Pasta with Walnut Pesto

by:
May  5, 2014
0
0 Ratings
Photo by Michael Shay/Polara Studio
  • Serves 4
Author Notes

This recipe is part of my iPhone/iPad app Cook with Grazia, 20-minute traditional Italian recipes. It originates from the Liguria region. This earthy, rich, decadent sauce quickly transforms simple pasta into a distinctive dish. On special occasions, in Liguria the walnut pesto is served with Pansoti, a filled pasta similar to ravioli. The filling of this fresh pasta is traditionally made with local wild herbs previously boiled (preboggion), mixed with a local fresh cheese, the cagliata or prescinsĂȘua. These hard to find, local ingredients nowadays are often substituted by spinach and/or chard and ricotta cheese. Pansoti with walnut pesto is a typical lent dish.
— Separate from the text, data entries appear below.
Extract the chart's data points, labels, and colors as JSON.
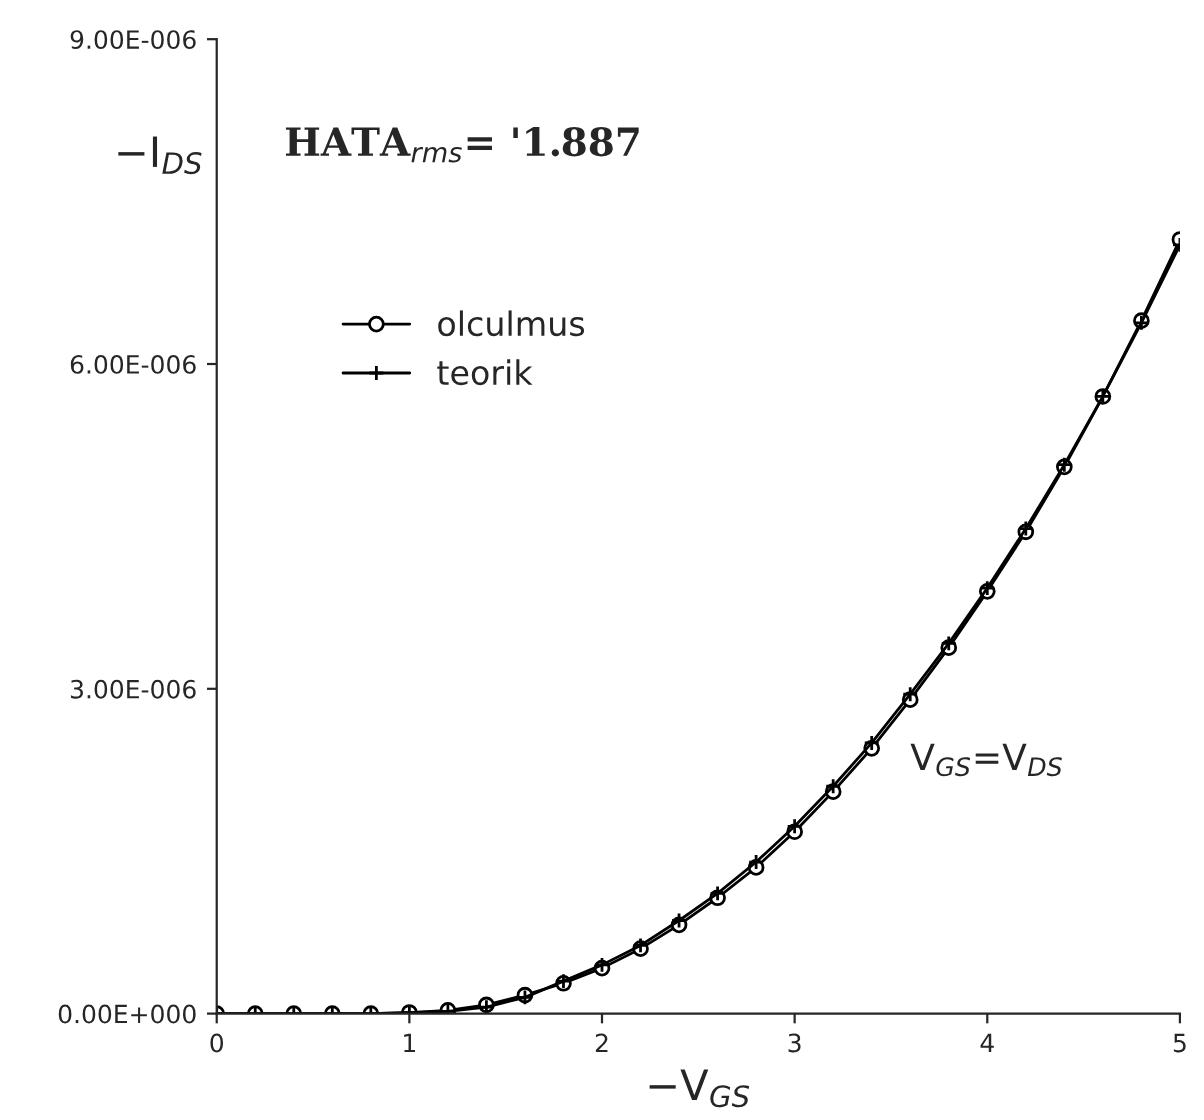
{
  "chart_data": {
    "type": "line",
    "xlabel": "−V$_{GS}$",
    "ylabel": "−I$_{DS}$",
    "annotations": [
      "HATA$_{rms}$= '1.887",
      "V$_{GS}$=V$_{DS}$"
    ],
    "x": [
      0,
      0.2,
      0.4,
      0.6,
      0.8,
      1.0,
      1.2,
      1.4,
      1.6,
      1.8,
      2.0,
      2.2,
      2.4,
      2.6,
      2.8,
      3.0,
      3.2,
      3.4,
      3.6,
      3.8,
      4.0,
      4.2,
      4.4,
      4.6,
      4.8,
      5.0
    ],
    "series": [
      {
        "name": "olculmus",
        "color": "#000000",
        "marker": "circle",
        "values": [
          0,
          0,
          0,
          0,
          0,
          1e-08,
          3e-08,
          8e-08,
          1.7e-07,
          2.8e-07,
          4.2e-07,
          6e-07,
          8.2e-07,
          1.07e-06,
          1.35e-06,
          1.68e-06,
          2.05e-06,
          2.45e-06,
          2.9e-06,
          3.38e-06,
          3.9e-06,
          4.45e-06,
          5.05e-06,
          5.7e-06,
          6.4e-06,
          7.15e-06
        ]
      },
      {
        "name": "teorik",
        "color": "#000000",
        "marker": "cross",
        "values": [
          0,
          0,
          0,
          0,
          0,
          1e-08,
          2e-08,
          6e-08,
          1.5e-07,
          3e-07,
          4.5e-07,
          6.3e-07,
          8.6e-07,
          1.11e-06,
          1.4e-06,
          1.73e-06,
          2.1e-06,
          2.5e-06,
          2.95e-06,
          3.42e-06,
          3.93e-06,
          4.48e-06,
          5.07e-06,
          5.7e-06,
          6.38e-06,
          7.1e-06
        ]
      }
    ],
    "xlim": [
      0,
      5
    ],
    "xticks": [
      0,
      1,
      2,
      3,
      4,
      5
    ],
    "ylim": [
      0,
      9e-06
    ],
    "yticks": [
      {
        "value": 0,
        "label": "0.00E+000"
      },
      {
        "value": 3e-06,
        "label": "3.00E-006"
      },
      {
        "value": 6e-06,
        "label": "6.00E-006"
      },
      {
        "value": 9e-06,
        "label": "9.00E-006"
      }
    ],
    "grid": false,
    "legend": "left",
    "line_style": "solid"
  }
}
For more Italian traditional recipes check my blog http://www.cookwithgrazia.com —grazia

What You'll Need
Ingredients
  • 1 pound Pasta, any short kind, like Farfalle
  • 1 scant cups Walnuts, raw, about 3 oz.
  • 1 small Clove of Garlic, peeled
  • 1 ounce Parmigiano-Reggiano cheese, in chunks
  • 1 slice Bread, sandwich white
  • 1/2 cup Milk (any fat percentage)
  • 4 tablespoons Extra-virgin Olive Oil
  • 2 tablespoons Ricotta cheese
  • 1/4 teaspoon Salt
  • 1 sprig Marjoram, leaves only, optional
  • 4-6 tablespoons Parmigiano-Reggiano cheese, finely grated, to pass at the table
  • to taste Freshly ground black pepper
Directions
  1. Cook the pasta in a large pot of boiling salted water, stirring occasionally, until tender but still al dente, or firm to the bite. Meanwhile...
  2. Place the walnuts, chunks of Parmigiano-Reggiano cheese and garlic in a food processor and grind until it forms a thick paste.
  3. Soak the slice of bread in the milk
  4. Add the bread and the milk to the food processor, together with the remaining ingredients (but not the grated Parmigiano-Reggiano).
  5. Blend until it forms a smooth sauce, scraping the sides occasionally with a spatula (silicone works best).
  6. Drain the pasta, reserving 1/2 cup of the cooking water. Return the pasta to the cooking pot and toss immediately with the sauce. Add some of the reserved pasta water if the dish seems too dry. Serve hot, with a touch of freshly grated black pepper if desired, passing some finely grated Parmigiano-Reggiano cheese. Buon Appetito!

See what other Food52ers are saying.

  • grazia
    grazia
  • Silvia
    Silvia

2 Reviews

grazia May 19, 2014
Good question Silvia, I am not totally sure. This is a traditional recipe, and I have checked many family recipes and pretty much all of them have the bread - soaked in milk. I think the main reason (but it's just my thought...) is that nuts are very rich and have a lot of flavors - bread and milk compensate by providing a milder, delicate flavor. This is also the reason why I added a touch of ricotta (not all recipes have ricotta in it). Thank you ciao! Grazia
 
Silvia May 15, 2014
I am curious, why do you need to add the bread?